Vasıyyet eden meyyitin malının üçde biri iskât yapmağa kifâyet ediyorsa, velînin bu mal ile fidye vermesi lâzımdır. Kifâyet etmiyorsa, üçde birinden fazlasını vârisin teberru’ etmesi câiz olduğu (Feth-ul-kadîr)de yazılıdır. Bunun gibi, farz olan haccının yapılması için vasıyyet etse, vârisi veyâ başka biri, hac parasını hediyye verse, câiz olmaz. Ölmeden vasıyyet etmeyip, vârisi kendi parası ile iskât yapsa veyâ hacca gitse, meyyitin borcu ödenmiş olur. Vârisden başkasının parası ile bunlar câiz olmaz diyenler varsa da, (Dürr-ül-muhtar) ve (Merâkıl-felâh) ve (Cilâ-ül-kulûb) kitâblarının sâhibleri olur, dediler.
Keffâret iskâtı, buğday yerine un veyâ bir sâ’ arpa, hurma, üzüm ile de hesâb edilerek, bunlar da verilebilir. [Çünki, bunlar buğdaydan dahâ kıymetli oldukları için, fakîre dahâ fâidelidirler]. Hepsi yerine kıymetleri olan altın veyâ gümüş de verilebilir. [Kâğıd para ile iskât yapılmaz]. Secde-i tilâvet için fidye vermek lâzım değildir.

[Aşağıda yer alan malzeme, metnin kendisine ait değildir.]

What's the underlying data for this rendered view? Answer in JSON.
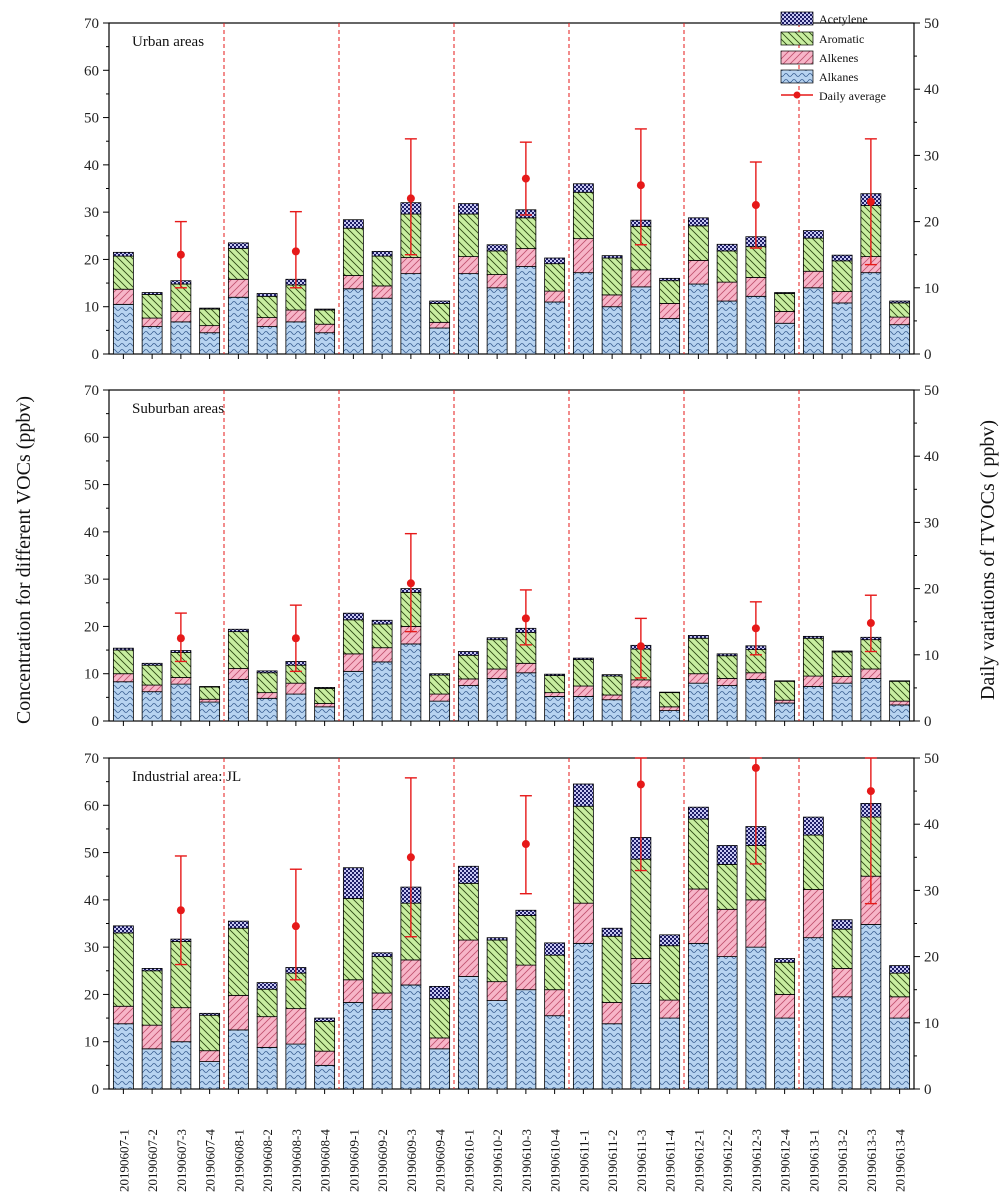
{
  "chart_data": {
    "type": "bar",
    "stacked": true,
    "y_left_label": "Concentration for different VOCs (ppbv)",
    "y_right_label": "Daily variations of TVOCs ( ppbv)",
    "ylim_left": [
      0,
      70
    ],
    "ylim_right": [
      0,
      50
    ],
    "left_ticks": [
      0,
      10,
      20,
      30,
      40,
      50,
      60,
      70
    ],
    "right_ticks": [
      0,
      10,
      20,
      30,
      40,
      50
    ],
    "legend_position": "top-right",
    "legend": [
      "Acetylene",
      "Aromatic",
      "Alkenes",
      "Alkanes",
      "Daily average"
    ],
    "categories": [
      "20190607-1",
      "20190607-2",
      "20190607-3",
      "20190607-4",
      "20190608-1",
      "20190608-2",
      "20190608-3",
      "20190608-4",
      "20190609-1",
      "20190609-2",
      "20190609-3",
      "20190609-4",
      "20190610-1",
      "20190610-2",
      "20190610-3",
      "20190610-4",
      "20190611-1",
      "20190611-2",
      "20190611-3",
      "20190611-4",
      "20190612-1",
      "20190612-2",
      "20190612-3",
      "20190612-4",
      "20190613-1",
      "20190613-2",
      "20190613-3",
      "20190613-4"
    ],
    "colors": {
      "alkanes": "#b7d3f0",
      "alkenes": "#f7b5c8",
      "aromatic": "#c8eea0",
      "acetylene": "#c8c8f4",
      "average": "#e61919",
      "day_divider": "#e61919"
    },
    "panels": [
      {
        "title": "Urban areas",
        "alkanes": [
          10.5,
          5.8,
          6.8,
          4.5,
          12.0,
          5.8,
          6.8,
          4.5,
          13.8,
          11.8,
          17.0,
          5.5,
          17.0,
          14.0,
          18.5,
          11.0,
          17.2,
          10.0,
          14.2,
          7.5,
          14.8,
          11.2,
          12.2,
          6.5,
          14.0,
          10.8,
          17.2,
          6.2
        ],
        "alkenes": [
          3.2,
          1.8,
          2.2,
          1.5,
          3.8,
          1.9,
          2.5,
          1.8,
          2.8,
          2.6,
          3.4,
          1.2,
          3.6,
          2.8,
          3.8,
          2.3,
          7.2,
          2.5,
          3.6,
          3.2,
          5.0,
          4.0,
          4.0,
          2.5,
          3.5,
          2.4,
          3.4,
          1.6
        ],
        "aromatic": [
          7.0,
          5.0,
          5.8,
          3.5,
          6.5,
          4.5,
          5.3,
          3.0,
          10.0,
          6.3,
          9.2,
          4.0,
          9.0,
          5.0,
          6.5,
          5.8,
          9.8,
          7.8,
          9.2,
          4.8,
          7.3,
          6.6,
          6.5,
          3.8,
          7.0,
          6.5,
          10.8,
          3.0
        ],
        "acetylene": [
          0.8,
          0.4,
          0.7,
          0.2,
          1.2,
          0.6,
          1.2,
          0.2,
          1.8,
          1.0,
          2.4,
          0.5,
          2.2,
          1.3,
          1.7,
          1.2,
          1.8,
          0.5,
          1.3,
          0.5,
          1.7,
          1.4,
          2.1,
          0.2,
          1.6,
          1.2,
          2.5,
          0.4
        ],
        "daily_average": [
          {
            "index": 2,
            "value": 15.0,
            "low": 10.0,
            "high": 20.0
          },
          {
            "index": 6,
            "value": 15.5,
            "low": 10.0,
            "high": 21.5
          },
          {
            "index": 10,
            "value": 23.5,
            "low": 15.0,
            "high": 32.5
          },
          {
            "index": 14,
            "value": 26.5,
            "low": 21.0,
            "high": 32.0
          },
          {
            "index": 18,
            "value": 25.5,
            "low": 16.5,
            "high": 34.0
          },
          {
            "index": 22,
            "value": 22.5,
            "low": 16.0,
            "high": 29.0
          },
          {
            "index": 26,
            "value": 23.0,
            "low": 13.5,
            "high": 32.5
          }
        ]
      },
      {
        "title": "Suburban areas",
        "alkanes": [
          8.3,
          6.2,
          7.8,
          4.0,
          8.8,
          4.8,
          5.7,
          3.0,
          10.5,
          12.5,
          16.3,
          4.2,
          7.5,
          9.0,
          10.2,
          5.2,
          5.2,
          4.5,
          7.2,
          2.2,
          8.0,
          7.5,
          8.8,
          3.8,
          7.3,
          8.0,
          9.0,
          3.4
        ],
        "alkenes": [
          1.7,
          1.4,
          1.4,
          0.6,
          2.3,
          1.2,
          2.3,
          0.7,
          3.7,
          3.0,
          3.7,
          1.5,
          1.4,
          2.0,
          2.0,
          0.8,
          2.2,
          1.0,
          1.5,
          0.8,
          2.0,
          1.5,
          1.4,
          0.6,
          2.2,
          1.4,
          2.0,
          0.8
        ],
        "aromatic": [
          5.0,
          4.2,
          5.3,
          2.6,
          7.8,
          4.2,
          3.8,
          3.2,
          7.2,
          5.0,
          7.2,
          4.0,
          5.0,
          6.2,
          6.5,
          3.6,
          5.6,
          4.0,
          6.5,
          3.0,
          7.5,
          4.8,
          4.9,
          4.0,
          8.0,
          5.2,
          6.2,
          4.2
        ],
        "acetylene": [
          0.4,
          0.4,
          0.4,
          0.1,
          0.5,
          0.4,
          0.8,
          0.2,
          1.4,
          0.8,
          0.8,
          0.3,
          0.8,
          0.4,
          0.9,
          0.3,
          0.3,
          0.3,
          0.8,
          0.1,
          0.6,
          0.4,
          0.8,
          0.1,
          0.4,
          0.2,
          0.5,
          0.1
        ],
        "daily_average": [
          {
            "index": 2,
            "value": 12.5,
            "low": 9.0,
            "high": 16.3
          },
          {
            "index": 6,
            "value": 12.5,
            "low": 7.5,
            "high": 17.5
          },
          {
            "index": 10,
            "value": 20.8,
            "low": 13.5,
            "high": 28.3
          },
          {
            "index": 14,
            "value": 15.5,
            "low": 11.5,
            "high": 19.8
          },
          {
            "index": 18,
            "value": 11.3,
            "low": 6.5,
            "high": 15.5
          },
          {
            "index": 22,
            "value": 14.0,
            "low": 10.0,
            "high": 18.0
          },
          {
            "index": 26,
            "value": 14.8,
            "low": 10.5,
            "high": 19.0
          }
        ]
      },
      {
        "title": "Industrial area: JL",
        "alkanes": [
          13.8,
          8.5,
          10.0,
          5.8,
          12.5,
          8.8,
          9.5,
          5.0,
          18.3,
          16.8,
          22.0,
          8.5,
          23.8,
          18.7,
          21.0,
          15.5,
          30.8,
          13.8,
          22.3,
          15.0,
          30.8,
          28.0,
          30.0,
          15.0,
          32.0,
          19.5,
          34.8,
          15.0
        ],
        "alkenes": [
          3.7,
          5.0,
          7.2,
          2.3,
          7.3,
          6.5,
          7.5,
          3.0,
          4.8,
          3.5,
          5.3,
          2.3,
          7.7,
          4.0,
          5.2,
          5.5,
          8.5,
          4.5,
          5.3,
          3.8,
          11.5,
          10.0,
          10.0,
          5.0,
          10.2,
          6.0,
          10.2,
          4.5
        ],
        "aromatic": [
          15.5,
          11.5,
          14.0,
          7.5,
          14.2,
          5.8,
          7.5,
          6.3,
          17.2,
          7.7,
          12.0,
          8.3,
          12.0,
          8.8,
          10.5,
          7.3,
          20.5,
          14.0,
          21.0,
          11.5,
          14.8,
          9.5,
          11.5,
          6.8,
          11.5,
          8.3,
          12.5,
          5.0
        ],
        "acetylene": [
          1.5,
          0.5,
          0.5,
          0.4,
          1.5,
          1.4,
          1.2,
          0.7,
          6.5,
          0.8,
          3.4,
          2.6,
          3.6,
          0.5,
          1.1,
          2.6,
          4.7,
          1.7,
          4.6,
          2.3,
          2.5,
          4.0,
          4.0,
          0.8,
          3.8,
          2.0,
          2.9,
          1.6
        ],
        "daily_average": [
          {
            "index": 2,
            "value": 27.0,
            "low": 18.8,
            "high": 35.2
          },
          {
            "index": 6,
            "value": 24.6,
            "low": 16.5,
            "high": 33.2
          },
          {
            "index": 10,
            "value": 35.0,
            "low": 23.0,
            "high": 47.0
          },
          {
            "index": 14,
            "value": 37.0,
            "low": 29.5,
            "high": 44.3
          },
          {
            "index": 18,
            "value": 46.0,
            "low": 33.0,
            "high": 50.0
          },
          {
            "index": 22,
            "value": 48.5,
            "low": 34.0,
            "high": 50.0
          },
          {
            "index": 26,
            "value": 45.0,
            "low": 28.0,
            "high": 50.0
          }
        ]
      }
    ]
  }
}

İskât ve Devr Nasıl Yapılır?
Fidye parası, mirâsın üçde birini aşarsa, vârisler izn vermedikçe, velî üçde birden fazlasını sarf edemez. (Kınye) kitâbında diyor ki, bütün ömrünün namâzları için malının üçde birinin verilmesini vasıyyet eden meyyitin, borcu da olsa, alacaklısı, vasıyyetin yapılmasına izn verse de, vasıyyetin yapılması câiz olmaz. Çünki, islâmiyyet, önce borcun ödenmesini emr etmekdedir. Borcu ödemek, alacaklının râzı olması ile sonraya bırakılamaz.
Bütün namâzların iskât edilmesi için vasıyyet eden kimsenin kaç yaşında öldüğü bilinmiyorsa, bırakdığı mîrâsın üçde biri, namâzlarının iskâtına yetişmediği zemân, bu vasıyyet câiz olur. Mîrâsın üçde biri, iskât için yetişir ve artarsa, bu vasıyyeti câiz olmaz, bâtıl olur. Çünki, malın üçde biri, iskâta yetişmediği zemân, üçde biri ile, iskât edilecek namâzların sayısı belli olduğundan, vasıyyeti bu namâzlar için sahîh olur. Geri kalan namâzları için olan vasıyyeti lağv, ya’nî boş lâf olur. Üçde biri, çok olduğu zemân, ömrü ve dolayısı ile namâz sayısı belli olmadığı için, vasıyyeti bâtıl olur.